Greetings, We just painted our horse trailer, the roof needs to be sealed to stop water leaking. I had planed to use silicon, do you know a better way. Thanks 



Richard


----------



## adoptedbyachicken (Aug 29, 2010)

Yes I did have to do that once, and there is a product for the purpose.  Check at an RV store or a big hardware store might have it, in the roofing area.  It goes on as a thick liquid and it sets up rubbery so it has the ability to flex as the trailer bends with movement and heat/cold.  It lasted the rest of the life of that trailer for me, I think that was 4 or 5 years before I sold it.


----------



## Valley Ranch (Aug 29, 2010)

April, thanks for that I'll look for it. 

Does that product come in a tube or is it paint on? 


Richard


----------



## adoptedbyachicken (Aug 29, 2010)

The roofing product was a brush on.  For larger repairs, in an area where there was a gap it had a fabric that you could buy, brush on the goo, put the fabric on and brush more goo over top, kind of like a fiberglass repair.

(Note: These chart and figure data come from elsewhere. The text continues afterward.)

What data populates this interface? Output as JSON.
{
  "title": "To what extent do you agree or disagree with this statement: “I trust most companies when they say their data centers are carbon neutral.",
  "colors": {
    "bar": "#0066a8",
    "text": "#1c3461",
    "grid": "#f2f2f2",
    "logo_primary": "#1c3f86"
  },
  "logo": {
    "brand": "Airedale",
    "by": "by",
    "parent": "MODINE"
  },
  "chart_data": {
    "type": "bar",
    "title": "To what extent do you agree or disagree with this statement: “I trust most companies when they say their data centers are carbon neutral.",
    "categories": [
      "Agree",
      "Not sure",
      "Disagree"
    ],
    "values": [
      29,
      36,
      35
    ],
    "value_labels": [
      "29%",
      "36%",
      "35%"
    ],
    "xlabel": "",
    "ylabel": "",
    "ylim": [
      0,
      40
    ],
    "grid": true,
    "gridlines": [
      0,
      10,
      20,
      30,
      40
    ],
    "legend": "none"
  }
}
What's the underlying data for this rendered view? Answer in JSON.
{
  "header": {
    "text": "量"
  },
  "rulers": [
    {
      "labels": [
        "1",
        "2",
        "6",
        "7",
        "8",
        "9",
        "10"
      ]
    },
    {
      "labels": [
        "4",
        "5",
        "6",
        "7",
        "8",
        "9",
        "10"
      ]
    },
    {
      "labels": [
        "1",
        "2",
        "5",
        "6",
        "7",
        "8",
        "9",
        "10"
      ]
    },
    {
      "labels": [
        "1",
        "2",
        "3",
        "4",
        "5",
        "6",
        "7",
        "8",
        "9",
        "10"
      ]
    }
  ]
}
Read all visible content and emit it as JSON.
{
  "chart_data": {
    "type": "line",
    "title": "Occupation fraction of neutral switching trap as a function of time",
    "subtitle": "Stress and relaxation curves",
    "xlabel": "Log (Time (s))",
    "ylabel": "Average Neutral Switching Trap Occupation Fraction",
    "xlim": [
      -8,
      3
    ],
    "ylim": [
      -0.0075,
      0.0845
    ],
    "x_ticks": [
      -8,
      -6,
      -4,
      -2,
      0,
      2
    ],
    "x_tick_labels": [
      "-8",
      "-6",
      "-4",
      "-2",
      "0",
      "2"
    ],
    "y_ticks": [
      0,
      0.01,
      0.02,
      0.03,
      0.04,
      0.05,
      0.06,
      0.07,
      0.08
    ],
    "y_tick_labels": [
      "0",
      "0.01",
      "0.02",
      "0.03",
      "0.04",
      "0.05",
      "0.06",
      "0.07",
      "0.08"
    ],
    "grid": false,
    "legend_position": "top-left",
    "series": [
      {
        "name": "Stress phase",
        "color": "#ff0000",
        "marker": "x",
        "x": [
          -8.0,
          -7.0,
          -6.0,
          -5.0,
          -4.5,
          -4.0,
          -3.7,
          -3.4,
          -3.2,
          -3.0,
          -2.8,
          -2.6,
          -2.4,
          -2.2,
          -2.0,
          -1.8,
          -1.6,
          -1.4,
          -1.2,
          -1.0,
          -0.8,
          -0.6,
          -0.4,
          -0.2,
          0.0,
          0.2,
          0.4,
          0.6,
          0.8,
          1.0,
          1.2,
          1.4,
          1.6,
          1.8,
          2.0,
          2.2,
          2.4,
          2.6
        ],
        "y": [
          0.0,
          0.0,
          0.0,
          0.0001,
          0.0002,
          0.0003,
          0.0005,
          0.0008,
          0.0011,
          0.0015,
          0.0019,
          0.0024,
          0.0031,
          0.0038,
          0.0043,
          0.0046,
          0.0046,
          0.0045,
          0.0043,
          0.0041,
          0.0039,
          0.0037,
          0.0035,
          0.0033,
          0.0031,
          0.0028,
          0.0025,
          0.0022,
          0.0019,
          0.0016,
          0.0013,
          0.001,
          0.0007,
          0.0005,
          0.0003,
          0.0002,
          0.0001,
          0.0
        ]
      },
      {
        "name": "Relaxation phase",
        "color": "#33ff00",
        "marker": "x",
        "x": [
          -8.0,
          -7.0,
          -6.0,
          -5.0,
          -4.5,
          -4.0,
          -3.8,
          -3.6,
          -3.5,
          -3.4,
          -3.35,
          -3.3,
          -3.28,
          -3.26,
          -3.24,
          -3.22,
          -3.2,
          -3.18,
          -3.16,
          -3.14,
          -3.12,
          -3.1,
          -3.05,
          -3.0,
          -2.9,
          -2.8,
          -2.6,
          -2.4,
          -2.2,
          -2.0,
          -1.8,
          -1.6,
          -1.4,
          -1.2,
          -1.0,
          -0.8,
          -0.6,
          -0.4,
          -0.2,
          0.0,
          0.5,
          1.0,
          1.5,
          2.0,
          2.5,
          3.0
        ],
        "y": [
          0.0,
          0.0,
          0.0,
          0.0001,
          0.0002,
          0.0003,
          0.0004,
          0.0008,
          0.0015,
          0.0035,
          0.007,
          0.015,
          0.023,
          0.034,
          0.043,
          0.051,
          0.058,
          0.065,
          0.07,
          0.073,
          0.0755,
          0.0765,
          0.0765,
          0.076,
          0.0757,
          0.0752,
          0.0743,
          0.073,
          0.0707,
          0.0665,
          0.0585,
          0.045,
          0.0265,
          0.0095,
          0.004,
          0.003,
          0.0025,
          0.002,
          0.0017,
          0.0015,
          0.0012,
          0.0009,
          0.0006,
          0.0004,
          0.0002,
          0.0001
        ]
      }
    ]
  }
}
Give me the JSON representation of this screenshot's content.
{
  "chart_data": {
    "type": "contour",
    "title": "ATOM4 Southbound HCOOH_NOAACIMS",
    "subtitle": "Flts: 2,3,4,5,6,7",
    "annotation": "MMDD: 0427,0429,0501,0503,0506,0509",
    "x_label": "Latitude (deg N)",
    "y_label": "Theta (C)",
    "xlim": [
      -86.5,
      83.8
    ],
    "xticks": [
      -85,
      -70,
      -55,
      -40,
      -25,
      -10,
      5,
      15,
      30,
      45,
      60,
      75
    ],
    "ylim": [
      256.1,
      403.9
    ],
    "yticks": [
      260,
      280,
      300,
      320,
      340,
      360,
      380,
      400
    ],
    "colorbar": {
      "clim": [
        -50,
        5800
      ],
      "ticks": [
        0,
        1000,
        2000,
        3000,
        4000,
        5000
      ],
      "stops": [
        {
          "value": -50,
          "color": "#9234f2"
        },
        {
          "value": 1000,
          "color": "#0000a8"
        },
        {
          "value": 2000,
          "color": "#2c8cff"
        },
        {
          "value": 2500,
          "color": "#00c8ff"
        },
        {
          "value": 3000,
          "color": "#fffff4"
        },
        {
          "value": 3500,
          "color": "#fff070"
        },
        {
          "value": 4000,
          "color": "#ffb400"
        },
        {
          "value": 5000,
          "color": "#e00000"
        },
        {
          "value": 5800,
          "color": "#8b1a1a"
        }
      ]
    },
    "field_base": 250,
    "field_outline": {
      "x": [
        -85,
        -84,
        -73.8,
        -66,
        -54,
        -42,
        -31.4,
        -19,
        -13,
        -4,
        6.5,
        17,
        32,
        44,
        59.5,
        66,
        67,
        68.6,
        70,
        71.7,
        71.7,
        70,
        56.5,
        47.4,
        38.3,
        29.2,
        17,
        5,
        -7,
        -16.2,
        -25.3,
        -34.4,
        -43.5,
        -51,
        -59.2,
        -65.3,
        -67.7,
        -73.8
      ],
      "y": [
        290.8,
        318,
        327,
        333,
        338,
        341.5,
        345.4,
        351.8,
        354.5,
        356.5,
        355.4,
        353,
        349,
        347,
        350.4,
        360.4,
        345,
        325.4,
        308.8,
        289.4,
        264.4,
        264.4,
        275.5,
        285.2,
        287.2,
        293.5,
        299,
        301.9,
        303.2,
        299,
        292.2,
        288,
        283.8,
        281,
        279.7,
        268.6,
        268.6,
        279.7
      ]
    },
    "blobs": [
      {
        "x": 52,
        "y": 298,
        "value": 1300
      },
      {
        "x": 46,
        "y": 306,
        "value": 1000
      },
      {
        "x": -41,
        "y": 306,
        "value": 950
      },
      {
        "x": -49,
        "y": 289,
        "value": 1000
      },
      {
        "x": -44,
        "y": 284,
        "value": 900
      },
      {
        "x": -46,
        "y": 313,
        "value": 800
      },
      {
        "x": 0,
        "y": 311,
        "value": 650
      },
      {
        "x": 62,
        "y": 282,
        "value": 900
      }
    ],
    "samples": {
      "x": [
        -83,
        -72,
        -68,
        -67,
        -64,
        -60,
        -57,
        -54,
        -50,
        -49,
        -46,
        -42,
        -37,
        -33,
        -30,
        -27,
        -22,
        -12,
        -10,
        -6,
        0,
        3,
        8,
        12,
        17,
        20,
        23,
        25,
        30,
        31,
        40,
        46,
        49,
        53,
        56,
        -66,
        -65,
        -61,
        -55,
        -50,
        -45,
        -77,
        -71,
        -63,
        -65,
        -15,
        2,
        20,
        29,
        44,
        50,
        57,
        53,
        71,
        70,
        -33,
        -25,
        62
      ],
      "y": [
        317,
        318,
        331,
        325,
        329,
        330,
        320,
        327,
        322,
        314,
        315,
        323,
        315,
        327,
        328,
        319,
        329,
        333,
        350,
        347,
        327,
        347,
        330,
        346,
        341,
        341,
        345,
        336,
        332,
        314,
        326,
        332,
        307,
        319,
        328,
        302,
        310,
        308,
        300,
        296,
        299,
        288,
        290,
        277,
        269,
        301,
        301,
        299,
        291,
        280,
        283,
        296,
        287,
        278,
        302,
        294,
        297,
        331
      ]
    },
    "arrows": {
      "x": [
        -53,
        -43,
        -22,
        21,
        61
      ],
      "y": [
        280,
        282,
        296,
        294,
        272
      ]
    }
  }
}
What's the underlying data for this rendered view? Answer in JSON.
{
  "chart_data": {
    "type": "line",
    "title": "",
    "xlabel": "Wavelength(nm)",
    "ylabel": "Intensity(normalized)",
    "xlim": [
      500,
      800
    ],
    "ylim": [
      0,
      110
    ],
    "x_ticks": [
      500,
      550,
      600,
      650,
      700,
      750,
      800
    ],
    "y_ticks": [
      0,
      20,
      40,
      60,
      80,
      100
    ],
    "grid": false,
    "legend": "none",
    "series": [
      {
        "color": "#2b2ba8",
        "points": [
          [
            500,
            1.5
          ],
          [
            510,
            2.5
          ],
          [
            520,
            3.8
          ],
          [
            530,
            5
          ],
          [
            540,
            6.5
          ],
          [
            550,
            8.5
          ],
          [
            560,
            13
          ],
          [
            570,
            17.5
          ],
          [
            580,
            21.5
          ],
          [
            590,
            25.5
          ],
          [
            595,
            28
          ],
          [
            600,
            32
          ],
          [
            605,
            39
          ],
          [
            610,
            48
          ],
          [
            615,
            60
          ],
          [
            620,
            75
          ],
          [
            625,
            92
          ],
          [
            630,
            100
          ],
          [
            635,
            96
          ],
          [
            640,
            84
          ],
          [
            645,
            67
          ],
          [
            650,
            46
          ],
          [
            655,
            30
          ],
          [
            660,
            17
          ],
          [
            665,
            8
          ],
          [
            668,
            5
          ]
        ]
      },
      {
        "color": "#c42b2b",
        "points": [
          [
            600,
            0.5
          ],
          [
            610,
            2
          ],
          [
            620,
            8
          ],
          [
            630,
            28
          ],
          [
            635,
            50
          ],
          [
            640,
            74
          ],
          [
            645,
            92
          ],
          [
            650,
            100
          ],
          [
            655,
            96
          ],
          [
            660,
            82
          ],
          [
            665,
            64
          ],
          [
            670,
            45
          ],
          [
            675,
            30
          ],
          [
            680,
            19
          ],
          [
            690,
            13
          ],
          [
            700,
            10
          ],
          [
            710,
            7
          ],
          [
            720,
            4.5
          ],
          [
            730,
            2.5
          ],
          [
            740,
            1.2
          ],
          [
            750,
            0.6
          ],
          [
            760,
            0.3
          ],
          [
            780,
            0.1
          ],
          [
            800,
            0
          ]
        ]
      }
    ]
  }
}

Later I tried the left overs on a shed tin roof that the wind had damaged, the screws had worked the holes around them too big so it was no longer sealing.  Either the stuff had gone bad in the year since I used it on the trailer, or that application had too much movement since it did not hold up long at all.  Probably rather than just tighten up the screws involved I should have taken them out and put new ones in other locations, then patched the holes.


----------



## ducks4you (Aug 30, 2010)

This thread is so timely--I have Rustoleum in my tool shed waiting for the paint job, scheduled for mid-September for MY leaky trailer roof!!  
WHOEVER figures it out--I wanna know, because we sleep in the overhang of my gooseneck.  It's hard to call it more than a changing room, but I got wet from the leak there when we went camping last May.
I'll start looking for this, too.  Thanks Valley Ranch for the posting.


----------